Wednesday, January 12, 2011

Bizimkinden başka bir asalet




Ben çok beğendim filmi. Muhtemelen bir kez daha seyrederim. Beğenmeyeni çok ama beğeneni de fazla. Fark etmez, bayıldım. Paper stressinin başlangıcında, 3500 kelimelik ödevleri yazmamak için her türlü maskaralığı denediğim günlerin başlarında Carlos ile arka arkaya seyrettim. I Am Love. Tilda Swinton hiçbir yerde olmadığı kadar güzel, oğlu ayrı güzel, sevgilisi şu sakallı olan her türlü gideri olur.

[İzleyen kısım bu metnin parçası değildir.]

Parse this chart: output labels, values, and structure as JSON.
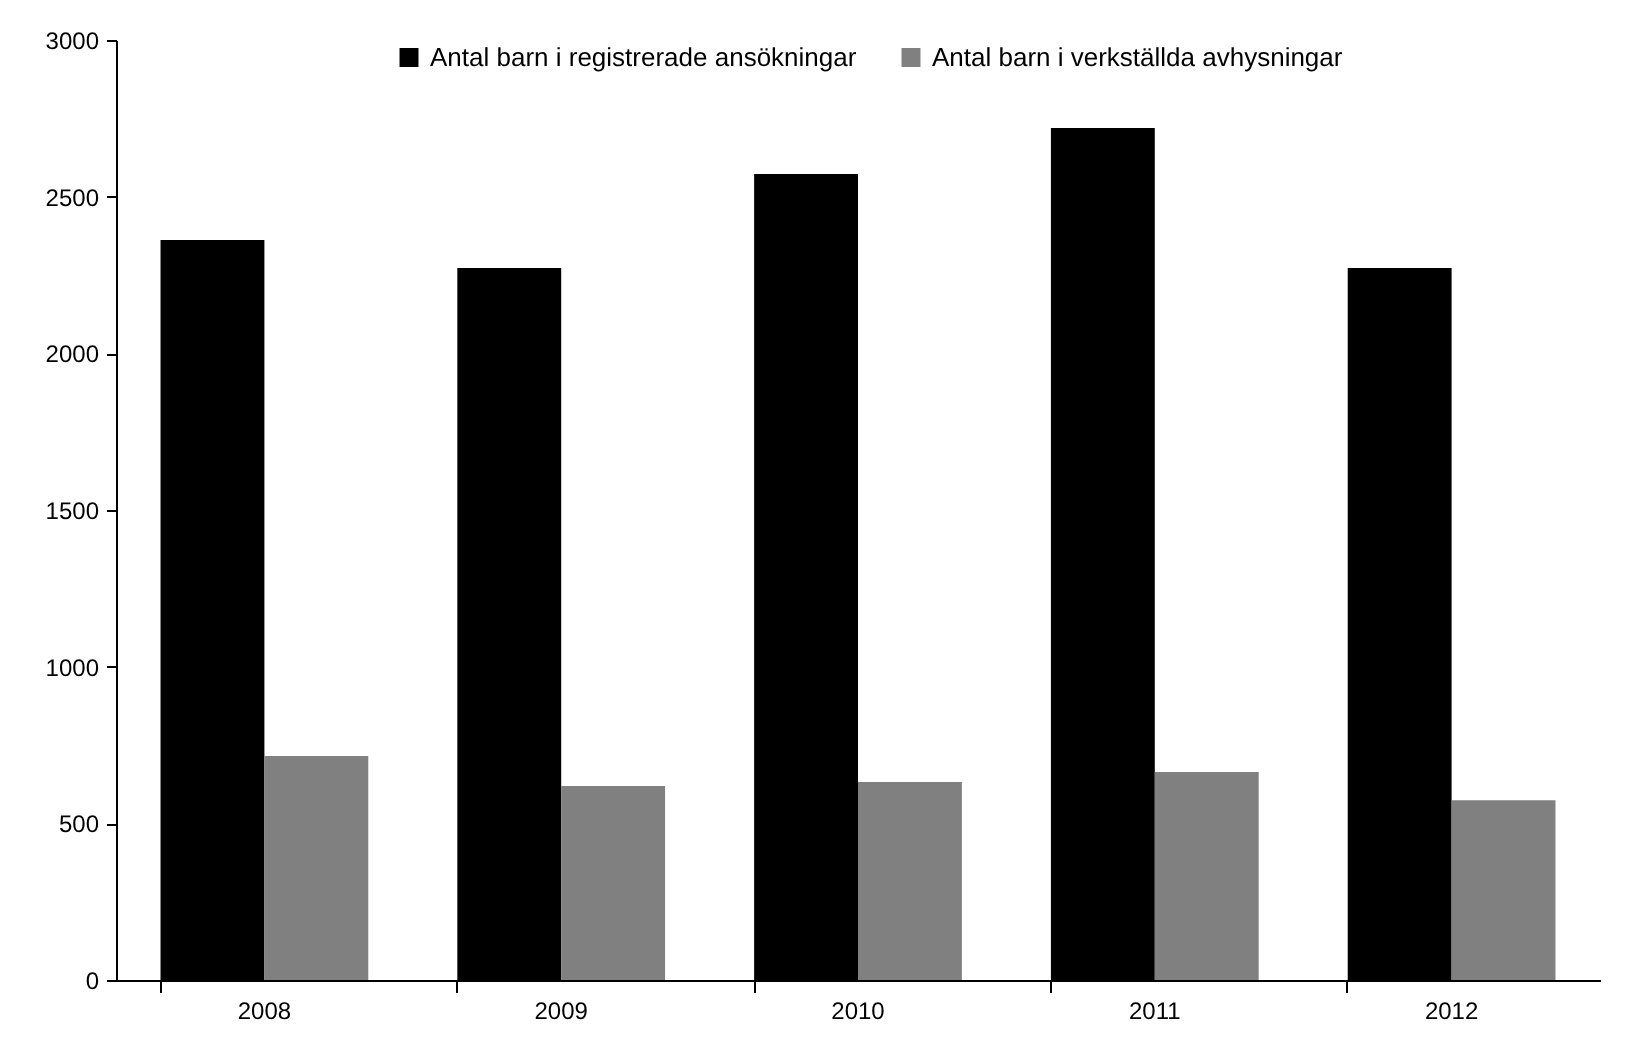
{
  "chart_data": {
    "type": "bar",
    "categories": [
      "2008",
      "2009",
      "2010",
      "2011",
      "2012"
    ],
    "series": [
      {
        "name": "Antal barn i registrerade ansökningar",
        "color": "#000000",
        "values": [
          2362,
          2272,
          2572,
          2719,
          2272
        ]
      },
      {
        "name": "Antal barn i verkställda avhysningar",
        "color": "#808080",
        "values": [
          715,
          619,
          632,
          664,
          574
        ]
      }
    ],
    "ylim": [
      0,
      3000
    ],
    "yticks": [
      0,
      500,
      1000,
      1500,
      2000,
      2500,
      3000
    ],
    "grid": false,
    "legend": "top"
  }
}
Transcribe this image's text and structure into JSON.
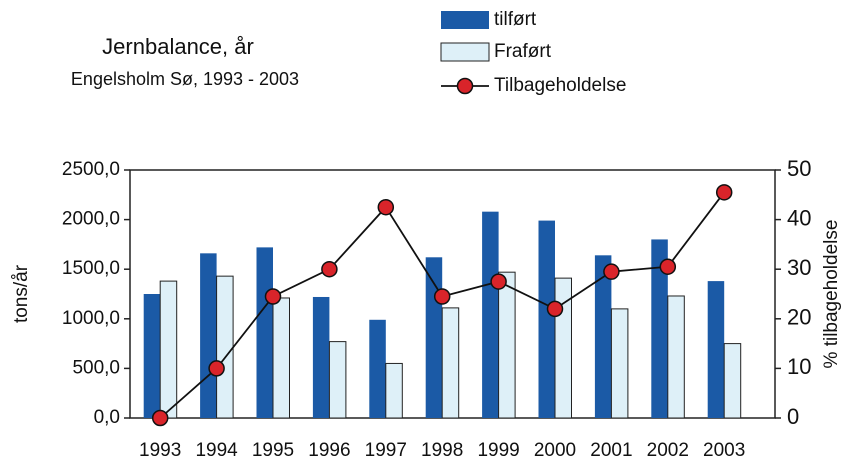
{
  "chart_data": {
    "type": "bar_line",
    "title": "Jernbalance, år",
    "subtitle": "Engelsholm Sø, 1993 - 2003",
    "y_label": "tons/år",
    "y2_label": "% tilbageholdelse",
    "categories": [
      "1993",
      "1994",
      "1995",
      "1996",
      "1997",
      "1998",
      "1999",
      "2000",
      "2001",
      "2002",
      "2003"
    ],
    "series": [
      {
        "name": "tilført",
        "type": "bar",
        "color": "#1b5aa6",
        "values": [
          1250,
          1660,
          1720,
          1220,
          990,
          1620,
          2080,
          1990,
          1640,
          1800,
          1380
        ]
      },
      {
        "name": "Fraført",
        "type": "bar",
        "color": "#def0f8",
        "values": [
          1380,
          1430,
          1210,
          770,
          550,
          1110,
          1470,
          1410,
          1100,
          1230,
          750
        ]
      },
      {
        "name": "Tilbageholdelse",
        "type": "line",
        "axis": "y2",
        "color": "#d9242a",
        "values": [
          0,
          10,
          24.5,
          30,
          42.5,
          24.5,
          27.5,
          22,
          29.5,
          30.5,
          45.5
        ]
      }
    ],
    "ylim": [
      0,
      2500
    ],
    "yticks": [
      {
        "value": 0,
        "label": "0,0"
      },
      {
        "value": 500,
        "label": "500,0"
      },
      {
        "value": 1000,
        "label": "1000,0"
      },
      {
        "value": 1500,
        "label": "1500,0"
      },
      {
        "value": 2000,
        "label": "2000,0"
      },
      {
        "value": 2500,
        "label": "2500,0"
      }
    ],
    "y2lim": [
      0,
      50
    ],
    "y2ticks": [
      0,
      10,
      20,
      30,
      40,
      50
    ]
  }
}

Kıyafetleri, Milano'lu kadınların muhteşem tarzınlarını, evin doğal zarafetini, büyük servet de olsa doğuştan gelen asil mütevaziliği kısacası markanın logosunun kurtaramayacağı görgüsüzlüğün olmadığı bir film. Hala ve yine bakıp da görüyoruz ki en zenginlerin en asillerin çantaları da kafalarına taktıkları taçlar da giydikleri babetler de boyunlarına sardıkları kaşmir de etiketli değil; hiçbir şeyin etiketi bağırmıyor hatta böğürmüyor. Filmde de, gerçeğini gördüğümüz Milano, Roma, Paris Londra sokaklarında da... (dikkat los angeles demedim, miami demedim).